Allens, along with its UK ally Linklaters, has also seen joint work coming in apace. According to the Australian firm, from 1 May 2012 to 31 March this year the two have made 74 joint pitches. Of those that have been decided, the alliance has won around 25.
The new entrants and merger activity have caused a significant reshuffle of the country’s legal industry. This affects both client choices and partner moves.
While more Australian companies are seeking growth by engaging with Asia, the broadening pool of international advisers and expertise is a welcome development for Australian general counsel.
Australian financial services company AMP’s general counsel Brian Salter is a keen supporter of the globalising Australian legal profession. Under Salter’s leadership AMP has conducted a review of its panel and, as a result, created a new international panel to support its growing business abroad.
Following months of assessment and selection, five firms won spots on the new panel. They are A&O, Ashurst Australia, Baker & McKenzie, Clifford Chance and Norton Rose.
“We’re seeing more trans-national capital flows,” says Salter. “Whether it’s about a product launch or entering a new market, these panel firms have expertise in specialised areas. Some have been building up extensive global networks and become market leaders in many jurisdictions,”
Another reason behind the establishment of the new panel is the significant changes in Australia’s legal industry.
“We’ve been working with a lot of firms for a long time, but in the past two years several relationship partners have moved to different firms and a good number of international mergers have taken place,” Salter adds. “It’s the right time to reassess their ability and establish a separate international panel.”
As Salter highlights, there has been an unprecedented movement of partners among firms in Australia and the talent market is expect to remain fluid for some time.
An obvious trend sees partners leaving traditional top-tiers that have recently become part of global firms to join either start-up international firms or upcoming mid-sized Australian ones.
HSF’s Australian office is among the latest to suffer from partner exits. Recently, a dual-partner litigation team from the Anglo-Australian firm moved to Quinn Emanuel to launch the US firm’s first presence in Australia, and a team of five employment partners are leaving to set up US rival Seyfarth Shaw’s Sydney and Melbourne offices.
Competition for good corporate partners has also intensified among leading mid-tier firms in Australia as they jockey for position in the top-end national space vacated by firms that have merged with global players.

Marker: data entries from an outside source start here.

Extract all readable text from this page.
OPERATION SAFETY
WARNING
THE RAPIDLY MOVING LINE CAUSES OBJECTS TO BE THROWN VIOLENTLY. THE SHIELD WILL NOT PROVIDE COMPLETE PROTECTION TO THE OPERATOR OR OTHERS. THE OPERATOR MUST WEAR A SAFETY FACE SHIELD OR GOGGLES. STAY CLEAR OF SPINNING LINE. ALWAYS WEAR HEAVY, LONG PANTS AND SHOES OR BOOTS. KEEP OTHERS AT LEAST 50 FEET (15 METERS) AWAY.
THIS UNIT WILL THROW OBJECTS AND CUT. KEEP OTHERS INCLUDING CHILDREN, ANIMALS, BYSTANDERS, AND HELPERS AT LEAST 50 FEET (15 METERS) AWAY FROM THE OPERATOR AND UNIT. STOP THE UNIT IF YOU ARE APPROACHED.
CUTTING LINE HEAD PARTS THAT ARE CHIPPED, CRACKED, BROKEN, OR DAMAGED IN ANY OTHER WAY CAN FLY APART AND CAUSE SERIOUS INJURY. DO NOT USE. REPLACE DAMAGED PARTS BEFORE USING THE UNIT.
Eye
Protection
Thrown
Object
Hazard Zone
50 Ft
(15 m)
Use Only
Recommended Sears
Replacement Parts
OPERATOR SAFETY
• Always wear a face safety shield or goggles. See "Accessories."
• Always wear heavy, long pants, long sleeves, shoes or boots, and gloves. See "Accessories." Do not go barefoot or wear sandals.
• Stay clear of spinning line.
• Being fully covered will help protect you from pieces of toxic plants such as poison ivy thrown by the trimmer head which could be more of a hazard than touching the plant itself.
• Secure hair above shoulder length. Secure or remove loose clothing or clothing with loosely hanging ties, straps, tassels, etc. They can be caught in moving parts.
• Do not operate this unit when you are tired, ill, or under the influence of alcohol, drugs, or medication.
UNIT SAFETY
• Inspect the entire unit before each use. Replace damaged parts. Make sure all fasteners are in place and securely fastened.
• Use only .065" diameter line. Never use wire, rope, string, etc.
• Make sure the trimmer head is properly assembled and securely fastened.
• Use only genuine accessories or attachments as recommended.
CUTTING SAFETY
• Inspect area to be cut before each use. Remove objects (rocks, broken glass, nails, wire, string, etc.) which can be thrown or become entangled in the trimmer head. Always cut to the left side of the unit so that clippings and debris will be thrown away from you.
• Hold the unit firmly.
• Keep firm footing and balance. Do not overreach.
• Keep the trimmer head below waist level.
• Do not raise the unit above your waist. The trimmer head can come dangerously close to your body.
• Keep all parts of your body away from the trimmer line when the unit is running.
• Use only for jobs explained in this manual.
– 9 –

Now the country’s fourth- largest independent firm, Corrs Chambers Westigarth has apparently had a revolving front door of late. The firm has lost a good number of partners to large rivals such as Minter Ellison and Norton Rose as well as to mid-tier players such as Johnson Winter & Slattery and HWL Ebsworth. However, it has hired a few new partners from the likes of Allens.
Excitement created by the partner moves, new openings and tie-ups apart, the legal services industry in Australia in general had a challenging year. Demand at the top end of the market, such as large corporate and capital markets transactions and energy and resources projects, has been flat, if not in recession.
Total turnover of the top eight Australian firms is predicted to decline by 5 per cent, compared with the previous year.
Like many of his counterparts, Allens chief executive partner -Michael Rose is expecting a flat 2012/13 for his firm. The firm’s work in areas such as banking and domestic M&A has been flat, and it has been responding to the shrinking market and Australia’s two-speed economy by managing cost, equity and headcount.
Even for fast-growing mid-tier firms the past year has been a tough one. Melbourne-based Maddocks, for example, reported an 11 per cent increase in turnover for the 2011/12 financial year, but expects 2 per cent growth in 2012/13.
Many firms are hoping Australia’s federal elections in September will bring more certainty to the country’s economy and things will pick up again for the new financial year.